The Queensland Government has added another eight large resources projects to its ban on fly-in, fly-out (FIFO) recruitment in support of jobs for local communities.
The eight projects are Baralaba North (Baralaba Coal Company), Barbara (Round Oak Minerals), Bauxite Hills (Metro Mining), Century zinc (New Century Resources), Cook Colliery (Bounty Mining), Mount Colin (Round Oak Minerals), Mungana (Auctus Resources) and Olive Downs (Pembroke Resources).
These declarations represent the third addition to the Coordinator-General’s published list of large resource projects that are prohibited from employing a 100 per cent FIFO workforce.
A ban has previously been placed on the Grasstree and Moranbah North mines (Anglo American), Peak Downs and Saraji (BHP), Ernest Henry (Glencore), Dugald River (MMG Dugald River), New Acland (New Hope) and North Goonyella (Peabody Energy).
“We want to see more regional jobs stay in our regions,” Queensland’s Minister for State Development, Manufacturing, Infrastructure and Planning Cameron Dick said.
“This decision by the Coordinator-General is great news for every local worker living near these projects. Fifty-nine regional communities will benefit from these declarations, including protections under the anti-discrimination provisions in the act relating to future recruitment of workers the eight new projects.”
A project is classified ‘large’ under the Strong and Sustainable Resource Communities Act 2017 when it has at least 100 operational workers. Round Oak Minerals’ Mount Colin mine and Barbara project in Queensland are, however, exceptions to this rule.
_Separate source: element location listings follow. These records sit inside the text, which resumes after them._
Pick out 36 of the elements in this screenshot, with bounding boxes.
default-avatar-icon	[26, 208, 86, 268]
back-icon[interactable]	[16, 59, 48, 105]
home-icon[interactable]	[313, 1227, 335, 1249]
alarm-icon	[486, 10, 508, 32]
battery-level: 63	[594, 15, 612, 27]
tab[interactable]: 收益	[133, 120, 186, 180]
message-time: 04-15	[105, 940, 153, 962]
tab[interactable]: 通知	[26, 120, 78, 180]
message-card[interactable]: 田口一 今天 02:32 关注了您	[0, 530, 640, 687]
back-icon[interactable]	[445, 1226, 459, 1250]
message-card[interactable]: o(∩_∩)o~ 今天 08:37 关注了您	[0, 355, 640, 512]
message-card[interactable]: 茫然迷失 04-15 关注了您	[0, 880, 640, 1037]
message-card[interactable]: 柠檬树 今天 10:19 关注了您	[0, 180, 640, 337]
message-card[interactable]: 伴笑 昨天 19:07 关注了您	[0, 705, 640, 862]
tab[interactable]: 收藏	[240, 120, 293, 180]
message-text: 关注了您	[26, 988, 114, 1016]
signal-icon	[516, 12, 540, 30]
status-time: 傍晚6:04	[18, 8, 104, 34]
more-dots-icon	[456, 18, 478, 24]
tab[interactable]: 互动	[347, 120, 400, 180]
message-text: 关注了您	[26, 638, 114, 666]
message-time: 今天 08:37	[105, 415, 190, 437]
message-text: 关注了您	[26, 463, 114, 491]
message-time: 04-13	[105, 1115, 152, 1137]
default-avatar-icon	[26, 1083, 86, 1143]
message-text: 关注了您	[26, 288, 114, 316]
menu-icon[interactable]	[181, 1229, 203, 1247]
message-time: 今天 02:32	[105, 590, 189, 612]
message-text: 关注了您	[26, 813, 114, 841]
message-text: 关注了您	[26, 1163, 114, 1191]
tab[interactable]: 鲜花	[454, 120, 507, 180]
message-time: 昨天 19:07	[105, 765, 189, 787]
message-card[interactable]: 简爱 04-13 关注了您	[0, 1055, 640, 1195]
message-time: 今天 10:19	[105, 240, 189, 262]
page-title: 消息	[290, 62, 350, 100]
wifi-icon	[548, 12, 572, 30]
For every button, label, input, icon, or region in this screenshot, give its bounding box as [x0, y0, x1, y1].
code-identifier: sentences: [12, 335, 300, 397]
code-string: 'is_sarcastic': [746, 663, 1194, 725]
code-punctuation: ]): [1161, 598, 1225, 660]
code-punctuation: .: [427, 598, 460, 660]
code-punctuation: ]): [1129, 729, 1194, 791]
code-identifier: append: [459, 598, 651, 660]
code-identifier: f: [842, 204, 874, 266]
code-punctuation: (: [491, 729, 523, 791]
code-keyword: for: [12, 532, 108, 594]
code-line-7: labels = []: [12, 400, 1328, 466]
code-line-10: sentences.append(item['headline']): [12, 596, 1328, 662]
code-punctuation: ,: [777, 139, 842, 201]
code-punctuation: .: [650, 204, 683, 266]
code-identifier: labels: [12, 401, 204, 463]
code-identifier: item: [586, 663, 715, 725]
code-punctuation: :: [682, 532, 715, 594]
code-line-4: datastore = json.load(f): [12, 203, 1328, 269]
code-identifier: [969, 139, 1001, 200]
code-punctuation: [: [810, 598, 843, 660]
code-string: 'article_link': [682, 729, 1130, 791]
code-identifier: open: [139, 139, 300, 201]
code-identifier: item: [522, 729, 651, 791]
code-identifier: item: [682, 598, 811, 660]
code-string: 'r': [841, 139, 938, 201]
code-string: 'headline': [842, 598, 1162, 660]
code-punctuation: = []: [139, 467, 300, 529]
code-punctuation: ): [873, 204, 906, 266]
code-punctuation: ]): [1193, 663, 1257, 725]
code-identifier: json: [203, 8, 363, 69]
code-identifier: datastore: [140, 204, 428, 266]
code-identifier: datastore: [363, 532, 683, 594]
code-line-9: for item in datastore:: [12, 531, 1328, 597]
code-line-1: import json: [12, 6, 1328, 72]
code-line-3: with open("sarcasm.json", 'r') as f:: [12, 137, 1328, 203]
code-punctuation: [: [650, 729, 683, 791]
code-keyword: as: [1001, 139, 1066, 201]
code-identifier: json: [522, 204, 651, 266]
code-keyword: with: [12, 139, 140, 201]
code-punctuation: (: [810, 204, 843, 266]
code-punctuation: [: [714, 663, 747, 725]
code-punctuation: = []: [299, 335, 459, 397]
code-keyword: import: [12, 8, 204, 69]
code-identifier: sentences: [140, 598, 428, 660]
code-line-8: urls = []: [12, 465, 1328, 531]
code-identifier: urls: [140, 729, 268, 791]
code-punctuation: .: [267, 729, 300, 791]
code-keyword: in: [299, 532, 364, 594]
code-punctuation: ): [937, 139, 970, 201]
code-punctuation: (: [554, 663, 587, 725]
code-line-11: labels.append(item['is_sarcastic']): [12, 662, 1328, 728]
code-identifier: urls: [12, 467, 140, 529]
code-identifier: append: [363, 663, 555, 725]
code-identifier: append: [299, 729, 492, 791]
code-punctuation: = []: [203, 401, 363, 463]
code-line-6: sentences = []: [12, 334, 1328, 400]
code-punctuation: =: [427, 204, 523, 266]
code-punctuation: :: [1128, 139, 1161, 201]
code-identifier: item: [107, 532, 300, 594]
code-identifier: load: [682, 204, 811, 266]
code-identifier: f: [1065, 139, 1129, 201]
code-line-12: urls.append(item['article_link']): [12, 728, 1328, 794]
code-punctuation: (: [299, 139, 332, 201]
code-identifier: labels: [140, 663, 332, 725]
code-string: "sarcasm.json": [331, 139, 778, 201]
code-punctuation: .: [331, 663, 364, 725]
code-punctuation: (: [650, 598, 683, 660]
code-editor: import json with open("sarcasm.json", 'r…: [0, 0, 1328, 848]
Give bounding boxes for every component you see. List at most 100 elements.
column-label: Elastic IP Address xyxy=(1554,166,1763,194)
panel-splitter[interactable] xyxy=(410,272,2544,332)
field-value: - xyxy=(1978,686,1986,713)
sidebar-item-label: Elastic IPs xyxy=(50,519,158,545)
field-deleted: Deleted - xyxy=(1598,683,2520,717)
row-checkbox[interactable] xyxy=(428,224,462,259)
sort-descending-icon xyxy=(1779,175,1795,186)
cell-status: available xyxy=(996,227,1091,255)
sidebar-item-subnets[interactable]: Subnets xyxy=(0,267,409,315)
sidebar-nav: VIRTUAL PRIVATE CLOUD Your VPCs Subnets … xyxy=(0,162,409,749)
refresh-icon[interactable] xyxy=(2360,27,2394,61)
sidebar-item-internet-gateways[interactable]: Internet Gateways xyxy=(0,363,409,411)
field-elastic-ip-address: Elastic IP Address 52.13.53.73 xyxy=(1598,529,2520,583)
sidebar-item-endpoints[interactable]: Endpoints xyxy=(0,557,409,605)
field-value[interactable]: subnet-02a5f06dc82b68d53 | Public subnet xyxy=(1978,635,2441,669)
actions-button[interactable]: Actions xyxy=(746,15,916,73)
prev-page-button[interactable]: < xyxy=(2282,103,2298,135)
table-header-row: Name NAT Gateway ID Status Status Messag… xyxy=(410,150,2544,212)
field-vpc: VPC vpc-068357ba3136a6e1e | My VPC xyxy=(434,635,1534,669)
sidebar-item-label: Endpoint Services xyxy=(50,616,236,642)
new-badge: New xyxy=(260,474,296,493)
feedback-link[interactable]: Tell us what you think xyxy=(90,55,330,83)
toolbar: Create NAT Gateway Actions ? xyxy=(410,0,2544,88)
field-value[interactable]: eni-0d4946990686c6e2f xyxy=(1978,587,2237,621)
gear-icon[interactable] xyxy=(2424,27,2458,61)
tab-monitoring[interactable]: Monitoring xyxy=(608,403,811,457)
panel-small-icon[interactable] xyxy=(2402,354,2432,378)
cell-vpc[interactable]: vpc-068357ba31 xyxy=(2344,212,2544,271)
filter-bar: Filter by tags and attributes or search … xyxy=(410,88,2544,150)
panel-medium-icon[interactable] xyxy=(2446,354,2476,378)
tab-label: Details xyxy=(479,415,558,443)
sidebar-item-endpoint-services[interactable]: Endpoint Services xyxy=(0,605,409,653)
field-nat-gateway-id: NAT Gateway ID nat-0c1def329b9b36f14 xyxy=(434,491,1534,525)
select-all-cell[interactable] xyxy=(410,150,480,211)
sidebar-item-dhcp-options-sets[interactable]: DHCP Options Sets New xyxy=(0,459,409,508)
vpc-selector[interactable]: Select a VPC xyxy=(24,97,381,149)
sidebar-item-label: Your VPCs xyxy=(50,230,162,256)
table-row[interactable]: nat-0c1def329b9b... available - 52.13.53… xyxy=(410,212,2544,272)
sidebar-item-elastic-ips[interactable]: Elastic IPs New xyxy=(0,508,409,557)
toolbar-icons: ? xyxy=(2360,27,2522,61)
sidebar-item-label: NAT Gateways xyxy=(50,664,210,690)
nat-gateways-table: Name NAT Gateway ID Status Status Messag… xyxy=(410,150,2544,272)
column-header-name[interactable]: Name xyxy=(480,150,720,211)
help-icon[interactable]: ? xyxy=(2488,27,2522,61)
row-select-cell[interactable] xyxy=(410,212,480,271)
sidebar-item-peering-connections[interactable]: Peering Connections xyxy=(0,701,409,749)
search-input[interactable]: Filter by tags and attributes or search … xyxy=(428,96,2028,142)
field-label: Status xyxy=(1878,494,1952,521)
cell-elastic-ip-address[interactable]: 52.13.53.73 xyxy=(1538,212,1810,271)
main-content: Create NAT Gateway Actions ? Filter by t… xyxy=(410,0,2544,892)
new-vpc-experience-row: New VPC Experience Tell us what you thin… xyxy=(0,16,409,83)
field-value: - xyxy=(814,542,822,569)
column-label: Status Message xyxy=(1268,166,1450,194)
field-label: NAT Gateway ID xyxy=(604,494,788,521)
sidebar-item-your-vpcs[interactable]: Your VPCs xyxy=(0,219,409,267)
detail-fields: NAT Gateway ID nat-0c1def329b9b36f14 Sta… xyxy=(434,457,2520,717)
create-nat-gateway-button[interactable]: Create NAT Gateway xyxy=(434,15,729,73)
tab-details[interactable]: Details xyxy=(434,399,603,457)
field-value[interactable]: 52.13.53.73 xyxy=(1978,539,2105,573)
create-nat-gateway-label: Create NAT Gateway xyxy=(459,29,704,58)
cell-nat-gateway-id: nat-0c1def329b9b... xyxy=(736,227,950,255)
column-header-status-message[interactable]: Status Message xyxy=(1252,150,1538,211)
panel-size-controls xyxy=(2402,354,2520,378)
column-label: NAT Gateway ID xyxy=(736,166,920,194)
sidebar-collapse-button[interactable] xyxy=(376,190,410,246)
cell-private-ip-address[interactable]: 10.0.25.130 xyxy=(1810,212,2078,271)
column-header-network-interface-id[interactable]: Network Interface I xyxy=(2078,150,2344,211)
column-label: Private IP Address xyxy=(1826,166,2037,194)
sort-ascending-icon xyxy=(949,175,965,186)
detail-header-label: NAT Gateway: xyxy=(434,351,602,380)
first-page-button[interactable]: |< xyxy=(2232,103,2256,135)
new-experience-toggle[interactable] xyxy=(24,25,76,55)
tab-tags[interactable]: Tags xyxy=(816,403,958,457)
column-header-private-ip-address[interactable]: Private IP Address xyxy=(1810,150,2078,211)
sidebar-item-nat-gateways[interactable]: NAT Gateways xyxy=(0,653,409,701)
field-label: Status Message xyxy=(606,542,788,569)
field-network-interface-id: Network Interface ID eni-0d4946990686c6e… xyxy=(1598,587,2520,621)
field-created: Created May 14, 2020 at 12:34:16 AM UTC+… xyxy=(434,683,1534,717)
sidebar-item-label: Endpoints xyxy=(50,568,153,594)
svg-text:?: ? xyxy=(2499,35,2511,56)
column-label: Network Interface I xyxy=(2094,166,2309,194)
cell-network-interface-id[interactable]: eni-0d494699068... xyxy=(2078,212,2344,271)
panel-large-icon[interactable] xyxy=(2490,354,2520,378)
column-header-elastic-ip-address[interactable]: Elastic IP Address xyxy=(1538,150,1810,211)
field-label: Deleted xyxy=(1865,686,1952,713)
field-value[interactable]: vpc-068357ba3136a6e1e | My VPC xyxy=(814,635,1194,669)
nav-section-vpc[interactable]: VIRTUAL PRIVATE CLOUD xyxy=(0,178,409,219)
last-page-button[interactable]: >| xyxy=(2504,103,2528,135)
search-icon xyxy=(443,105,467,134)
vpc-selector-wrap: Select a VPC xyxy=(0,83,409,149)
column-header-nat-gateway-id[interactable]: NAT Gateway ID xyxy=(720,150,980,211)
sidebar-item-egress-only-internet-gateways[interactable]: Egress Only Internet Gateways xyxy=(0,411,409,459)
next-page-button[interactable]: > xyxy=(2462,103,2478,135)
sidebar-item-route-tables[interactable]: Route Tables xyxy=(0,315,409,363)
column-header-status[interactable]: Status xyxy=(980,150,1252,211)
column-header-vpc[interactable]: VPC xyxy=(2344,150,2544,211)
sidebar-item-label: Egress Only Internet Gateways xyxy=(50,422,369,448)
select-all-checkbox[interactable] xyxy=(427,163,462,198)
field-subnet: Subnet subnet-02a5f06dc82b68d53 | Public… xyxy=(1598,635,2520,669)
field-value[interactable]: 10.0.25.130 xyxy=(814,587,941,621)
The Coordinator-General has “used his discretionary powers” to declare the Round Oak Minerals projects as large resource projects to benefit residents in Mount Isa and Cloncurry.
The ‘local’ catchment considers communities within 125 kilometres of a project. The communities to benefit from the latest declarations include Blackwater, Rockhampton, Weipa, Emerald, Middlemount, Coppabella, Eton and Moranbah and Dimbulah.
A similar debate is growing in intensity in the Goldfields region of Western Australia to create more permanent jobs and reduce FIFO employment to improve the local economy.